How will we ever be able to keep up with the future of technology? One answer is simply to wear the latest developments on our bodies. Google X Lab has designed a computer built into the frame of a pair of glasses that will make augmented reality a part of our daily lives. Google Glass is an eye into the future, and should already be available to consumers by 2014. Welcome to the future!

Nobody knows what the future will look like. How we interact with each other has recently changed enormously with the birth of social media. And nor does anyone know what the next technological game-changer will be. All through the 20th and the beginning of the 21st century, we were showered with innovative designs like telephones, mobile phones, personal computers, television and Internet. Designs that not only changed our physical world, but also the way we communicate with each other - via radical new technology.

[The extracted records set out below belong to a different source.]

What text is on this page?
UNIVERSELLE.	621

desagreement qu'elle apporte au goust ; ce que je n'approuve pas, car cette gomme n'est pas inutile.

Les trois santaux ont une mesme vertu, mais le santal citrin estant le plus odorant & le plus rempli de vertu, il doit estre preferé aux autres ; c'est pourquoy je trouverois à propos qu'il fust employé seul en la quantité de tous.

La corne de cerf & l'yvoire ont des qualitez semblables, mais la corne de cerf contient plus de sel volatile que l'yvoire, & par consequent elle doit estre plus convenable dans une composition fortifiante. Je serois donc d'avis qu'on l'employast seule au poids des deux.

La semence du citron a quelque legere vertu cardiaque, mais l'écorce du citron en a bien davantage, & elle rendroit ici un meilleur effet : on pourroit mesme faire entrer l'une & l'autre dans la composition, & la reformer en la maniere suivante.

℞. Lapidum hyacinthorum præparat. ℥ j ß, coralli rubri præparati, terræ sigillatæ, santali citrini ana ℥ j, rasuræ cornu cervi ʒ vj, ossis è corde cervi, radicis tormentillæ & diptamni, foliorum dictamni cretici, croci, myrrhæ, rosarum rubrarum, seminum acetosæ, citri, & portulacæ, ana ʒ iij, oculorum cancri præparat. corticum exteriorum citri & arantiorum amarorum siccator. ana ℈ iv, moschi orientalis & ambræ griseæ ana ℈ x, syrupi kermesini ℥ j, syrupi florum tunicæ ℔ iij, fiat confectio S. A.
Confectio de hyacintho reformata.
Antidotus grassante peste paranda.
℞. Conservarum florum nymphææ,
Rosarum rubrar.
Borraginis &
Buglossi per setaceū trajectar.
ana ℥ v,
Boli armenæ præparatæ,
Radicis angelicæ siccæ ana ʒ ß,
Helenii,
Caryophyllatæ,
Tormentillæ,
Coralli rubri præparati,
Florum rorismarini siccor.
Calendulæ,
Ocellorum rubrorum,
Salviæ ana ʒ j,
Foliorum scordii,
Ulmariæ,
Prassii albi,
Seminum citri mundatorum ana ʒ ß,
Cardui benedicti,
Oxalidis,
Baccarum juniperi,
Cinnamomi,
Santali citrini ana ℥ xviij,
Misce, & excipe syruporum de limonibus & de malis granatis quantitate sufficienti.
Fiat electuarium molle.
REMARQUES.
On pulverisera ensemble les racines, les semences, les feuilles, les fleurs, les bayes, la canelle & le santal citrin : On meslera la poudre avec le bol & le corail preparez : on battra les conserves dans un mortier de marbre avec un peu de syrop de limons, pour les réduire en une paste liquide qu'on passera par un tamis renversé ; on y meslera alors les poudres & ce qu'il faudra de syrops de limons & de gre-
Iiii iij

The same might be the case for INDEX: Award 2013 Finalist Google Glass which - through head-worn displays for augmented reality - holds the potential to figuratively flip our worlds upside down by enabling its users to access information in a smartphone-like hands-free format and interact with the Internet via natural language voice commands. To achieve this, a touchpad is located on the side of Google Glass, allowing users to control the device by swiping through a timeline-like interface displayed on the "screen" in front of your eyes. Sliding backward shows current events, such as weather, and sliding forward shows past events, such as phone calls, photos, circle updates, etc.

Essentially, Google Glass thus enables us to record, share and plan our lives through technology in an even simpler way than Thomas Edison, Gerald Ford or even Al Gore could ever have imagined. And today, we cannot imagine the implications a design like this could have or the infinite ways it could be implemented and used. The only thing we can say is that Google Glass has the potential to improve the lives of people everywhere in the world, and now it is up to us - the users - to use it to improve our own lives.